Wenn jemand wie du einfach gerne noch das Anschauungsmaterial zum besseren Verständnis braucht, dann ist das ja vollkommen in Ordnung, aber es gibt halt solche und solche.
Und deshalb hat es sich in vielen Foren eben so etabliert, dass man HIlfestellungen gibt, aber eben keine Dateien.

Deahlb nicht gleich aufregen, und vor allem nicht bevor Duddle was dazu gesagt hat...
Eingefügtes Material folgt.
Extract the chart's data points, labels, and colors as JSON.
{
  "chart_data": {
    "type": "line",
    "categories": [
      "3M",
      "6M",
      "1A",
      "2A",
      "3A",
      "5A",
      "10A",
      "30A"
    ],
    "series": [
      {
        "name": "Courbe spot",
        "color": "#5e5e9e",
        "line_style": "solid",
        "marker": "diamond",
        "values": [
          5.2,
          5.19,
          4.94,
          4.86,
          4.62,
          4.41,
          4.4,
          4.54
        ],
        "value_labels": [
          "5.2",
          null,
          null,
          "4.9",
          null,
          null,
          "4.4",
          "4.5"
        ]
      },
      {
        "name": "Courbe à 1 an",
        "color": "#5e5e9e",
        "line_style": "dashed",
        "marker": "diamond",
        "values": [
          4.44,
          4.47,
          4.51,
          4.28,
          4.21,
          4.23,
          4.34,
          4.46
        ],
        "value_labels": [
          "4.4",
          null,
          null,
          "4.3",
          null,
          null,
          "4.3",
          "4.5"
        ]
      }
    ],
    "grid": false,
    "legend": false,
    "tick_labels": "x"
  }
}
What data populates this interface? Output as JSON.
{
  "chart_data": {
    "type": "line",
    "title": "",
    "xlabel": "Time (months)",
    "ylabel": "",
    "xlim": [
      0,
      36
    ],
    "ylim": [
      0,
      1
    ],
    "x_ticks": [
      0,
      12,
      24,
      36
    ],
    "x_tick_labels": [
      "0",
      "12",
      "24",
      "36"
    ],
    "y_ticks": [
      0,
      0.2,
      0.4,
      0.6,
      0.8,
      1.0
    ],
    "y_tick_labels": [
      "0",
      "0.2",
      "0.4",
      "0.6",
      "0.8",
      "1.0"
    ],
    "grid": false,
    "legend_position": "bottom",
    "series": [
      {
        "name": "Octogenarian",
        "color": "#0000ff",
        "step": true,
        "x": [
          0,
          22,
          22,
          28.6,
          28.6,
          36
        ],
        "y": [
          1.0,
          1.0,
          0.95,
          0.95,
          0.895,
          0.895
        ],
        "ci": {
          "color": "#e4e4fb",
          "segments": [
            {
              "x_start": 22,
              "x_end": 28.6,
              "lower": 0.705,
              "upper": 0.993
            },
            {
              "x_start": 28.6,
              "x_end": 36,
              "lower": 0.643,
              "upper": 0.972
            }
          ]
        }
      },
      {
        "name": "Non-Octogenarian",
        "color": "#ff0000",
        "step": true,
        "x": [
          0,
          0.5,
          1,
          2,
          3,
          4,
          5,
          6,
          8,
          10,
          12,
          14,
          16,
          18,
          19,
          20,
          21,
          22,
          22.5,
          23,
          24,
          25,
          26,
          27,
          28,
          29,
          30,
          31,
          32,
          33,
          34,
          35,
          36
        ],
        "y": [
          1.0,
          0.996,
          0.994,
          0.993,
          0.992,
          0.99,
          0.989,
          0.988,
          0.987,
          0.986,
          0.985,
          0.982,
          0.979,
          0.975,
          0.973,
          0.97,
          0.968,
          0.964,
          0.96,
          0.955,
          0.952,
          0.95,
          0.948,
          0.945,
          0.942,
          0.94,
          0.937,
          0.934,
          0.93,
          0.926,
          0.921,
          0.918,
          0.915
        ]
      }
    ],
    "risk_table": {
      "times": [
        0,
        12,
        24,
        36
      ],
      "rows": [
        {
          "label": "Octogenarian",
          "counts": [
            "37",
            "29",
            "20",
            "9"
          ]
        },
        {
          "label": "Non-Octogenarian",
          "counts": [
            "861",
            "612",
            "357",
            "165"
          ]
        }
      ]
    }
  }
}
immer easy jungs und mädels

greetz


----------



## Duddle (1. Juni 2005)

long story short:

Ich hab ihm die Datei geschickt.

Mir persönlich hilft es auch weiter, wenn ich NACHDEM ich etwas selbst nachvollzogen hab nocheinmal mit der Originaldatei zu vergleichen um vielleicht doch noch den ein oder anderen Tweak rauszufinden.
Ob Dennis das jetzt gemacht hat oder nicht, kann mir im Endeffekt egal sein.
Er muss ja selbst wissen, ob er einen Lerneffekt erzielen will oder nicht *schulterzuck*

Damit sollte das Thema aber erledigt sein.
@Dennis: Rechts unter dem letzten Beitrag gibt es einen Knopf mit "Status: nicht erledigt", da kannste mal draufdrücken.


Duddle


----------